A catalyst (Greek: καταλύτης, catalytis) is a substance that accelerates the rate of a chemical reaction, at some temperature, but without itself being transformed or consumed by the reaction (see also catalysis). A catalyst participates in the reaction but is neither a chemical reactant nor a chemical product.
In some rare situations, one may describe an atomic nucleus as a catalyst in a nuclear reaction (see, for example, the CNO cycle). More generally, one may sometimes call anything which accelerates a reaction without itself being consumed or transformed a catalyst. This article will focus on chemical catalysts.
Catalysts enable reactions to occur much faster or at lower temperatures because of changes that they induce in the reactants. Catalysts provide an alternative pathway, with a lower activation energy, for a reaction to proceed. This means that catalysts reduce the amount of energy needed to start a chemical reaction. Molecules that would not have had the energy to react or that have such low energies that they probably would have taken a long time to react are able to react in the presence of a catalyst. Thus, more molecules that need to gain less energy to react will go through the chemical reaction.

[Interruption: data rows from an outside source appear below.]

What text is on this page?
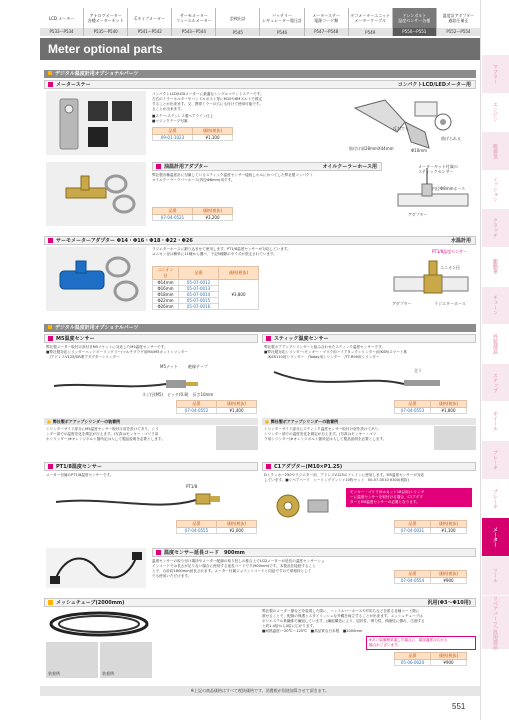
LCD メーター
P533～P534
アナログメーター
各種メーターキット
P535～P540
Cタイプメーター
P541～P542
サーモメーター
フューエルメーター
P543～P544
歪検出計
P545
バッテリー
レギュレーター電圧計
P546
メーターステー
電源コード類
P547～P548
タコメーターユニット
メーターケーブル
P549
ドレンボルト
温度センサー各種
P550～P551
温度計アダプター
過給圧補正
P552～P554
Meter optional parts
マフラー
エンジン
吸排気
ミッション
クラッチ
駆動系
チェーン
外装部品
ステップ
ホイール
ブレーキ
ブレーキ
メーター
ツール
リペアパーツ/ 汎用部品
デジタル温度計用オプショナルパーツ
メーターステー	コンパクトLCD/LEDメーター用
コンパクトLCD/LEDメーターに最適なシングルマウントステーです。
左右のミラーホルダーやハンドルポスト等にM10や8Mボルトで固定
することが出来ます。又、携帯ミラーの穴にも付けて使用可能です。
ることが出来ます。
■ステー:ステンレス製ヘアライン仕上
■マジックテープ付属
品番	価格(税抜)
09-01-1023	¥1,100
貼付け部28mmX44mm
反対でも
曲げられる
Φ10mm
油温計用アダプター	オイルクーラーホース用
弊社製各種温度計に付属しているスティック温度センサー接続しホルにかつてした弊社製コンパクト
オイルクーラーラバーホース(内径Φ8mm)用です。
品番	価格(税抜)
07-04-0521	¥3,200
メーターキット付属の
スティックセンサー
内径Φ8mmホース
アダプター
サーモメーターアダプター Φ14・Φ16・Φ18・Φ22・Φ26	水温計用
ラジエターホースに割り込ませて使用します。PT1/8温度センサーが対応しています。
ユニオン径は簡単に11種から選べ、下記5種類のサイズが設定されています。
ユニオン径	品番	価格(税抜)
Φ14mm	05-07-0012	¥3,800
Φ16mm	05-07-0013	
Φ18mm	05-07-0014	
Φ22mm	05-07-0015	
Φ26mm	05-07-0016	
PT1/8温度センサー
ユニオン径
アダプター	ラジエターホース
デジタル温度計用オプショナルパーツ
M5温度センサー
弊社製メーター取付け部付きM5ソケットに対応したM5温度センサーです。
■弊社製対応シリンダーヘッドボーリングリー/マルチプラグ用M4/M5カットシリンダー
　/アドレスV125/GR系アダプターシリンダー
M5ナット	絶縁テープ
ネジ径(M5)　ピッチ(0.8)　長さ10mm
品番	価格(税抜)
07-04-0552	¥1,400
■ 弊社製ボアアップシリンダーの装着例
シリンダーサイド部分にM5温度センサー取付け部を設けてあり、シリ
ンダー部での温度変化を測定が行えます。(写真はモンキー・ゴリラ用
ホシリンダー)※オレンジボルト箇所記は入して製品説明を必要とします。
スティック温度センサー
弊社製ボアアップシリンダーと組み合わせたスティック温度センサーです。
■弊社製対応シリンダー:モンキー・ゴリラ用ハイアタックシリンダー(用KSR/スマート系
　/KSR110用シリンダー　/Today用シリンダー　/TT-R90用シリンダー
全う
品番	価格(税抜)
07-04-0553	¥1,800
■ 弊社製ボアアップシリンダーの装着例
シリンダーサイド部分にスティック温度センサー取付け部を設けてあり、
シリンダー部での温度変化を測定が行えます。(写真はモンキー・ゴリ
ラ用シリンダー)※オレンジボルト箇所記は入して製品説明を必要とします。
PT1/8温度センサー
メーター付属のPT1/8温度センサーです。
PT1/8
品番	価格(税抜)
07-04-0555	¥2,000
C1アダプター(M10×P1.25)
Dトラッカー250やラジエター用、アドレスV125のドレインに使用します。M5温度センサーが対応
しています。■リペアパーツ　シーリングワッシャ10枚セット　00-07-0010 ¥300(税抜)
モンキー・ゴリラ(5ルカット18以用)シリンダ
ーに温度センサーを取付ける場合、C1アダプ
ターとM5温度センサーの必要となります。
品番	価格(税抜)
07-04-0031	¥1,100
温度センサー延長コード　900mm
温度センサーの取り付け場所やメーター配線の取り回しの都合上でLCDメーターが延長の温度センサーショ
インコードでは長さが足りない場合に使用する延長コードです(900mm)です。本製品を接続すること
とで、合計約1800mm延長されます。メーター付属ジョイントコードと同品ですので被相持として
でも使用いただけます。	品番	価格(税抜)
07-04-0554	¥900
メッシュチューブ(2000mm)	汎用(Φ3～Φ10用)
装着例	装着例
弊社製のメーター類などを装着した際に、ハンドルバーホースやIT用ちなどを派る各種コード類に
被せることで、配線の保護とスタイリッシュな外観を両立することが出来ます。メッシュチューブは
ポリエステル系繊維で編組しています。(編組構造により、屈折性、弾力性、伸縮性に優れ、広縮する
と約1.4倍から4倍に広がります。
■耐熱温度:−20℃～120℃　■高品質な日本製　■2000mm
※あい装備簡単違した場合に、端部適度は広がる
場合がございます。
品番	価格(税抜)
05-06-0020	¥900
※上記の商品価格はすべて税抜価格です。消費税が別途加算させて頂きます。
551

The two main categories of catalysts are heterogeneous and homogeneous catalysts. Heterogeneous catalysts are present in different phases from the reactants in the reaction they are catalysing, whereas homogenous catalysts are in the same phase. A simple model for heterogeneous catalysis involves the catalyst providing a surface on which the reactants (or substrates) temporarily become adsorbed. Bonds in the substrate become weakened sufficiently for new products to be created. The bonds between the products and the catalyst are weaker, so the products are released.
Homogenous catalysts generally react with one or more reactants to form a chemical intermediate that subsequently reacts to form the final reaction product, in the process regenerating the catalyst. The following is a typical catalytic reaction scheme, where C represents the catalyst:
A + C → AC (1)
B + AC → AB + C (2)
Although the catalyst (C) is consumed by reaction 1, it is subsequently produced by reaction 2, so for the overall reaction:
A + B + C → AB + C
the catalyst is neither consumed nor produced. Enzymes are biocatalysts. Use of "catalyst" in a broader cultural sense is in rough analogy to the sense described here.
Some of the most famous catalysts ever developed are the Ziegler-Natta catalysts used to mass produce polyethylene and polypropylene. Probably the best-known catalytic reaction is the Haber process for ammonia synthesis, where ordinary iron is used as a catalyst. Catalytic converters break down some of the nastier byproducts of automobile exhaust. They are made from platinum and rhodium.
Although catalysts will change rate of a reaction, they will not shift an equilibrium reaction. This is because a catalyst affects the rate of reaction equally in both the forward and reverse directions.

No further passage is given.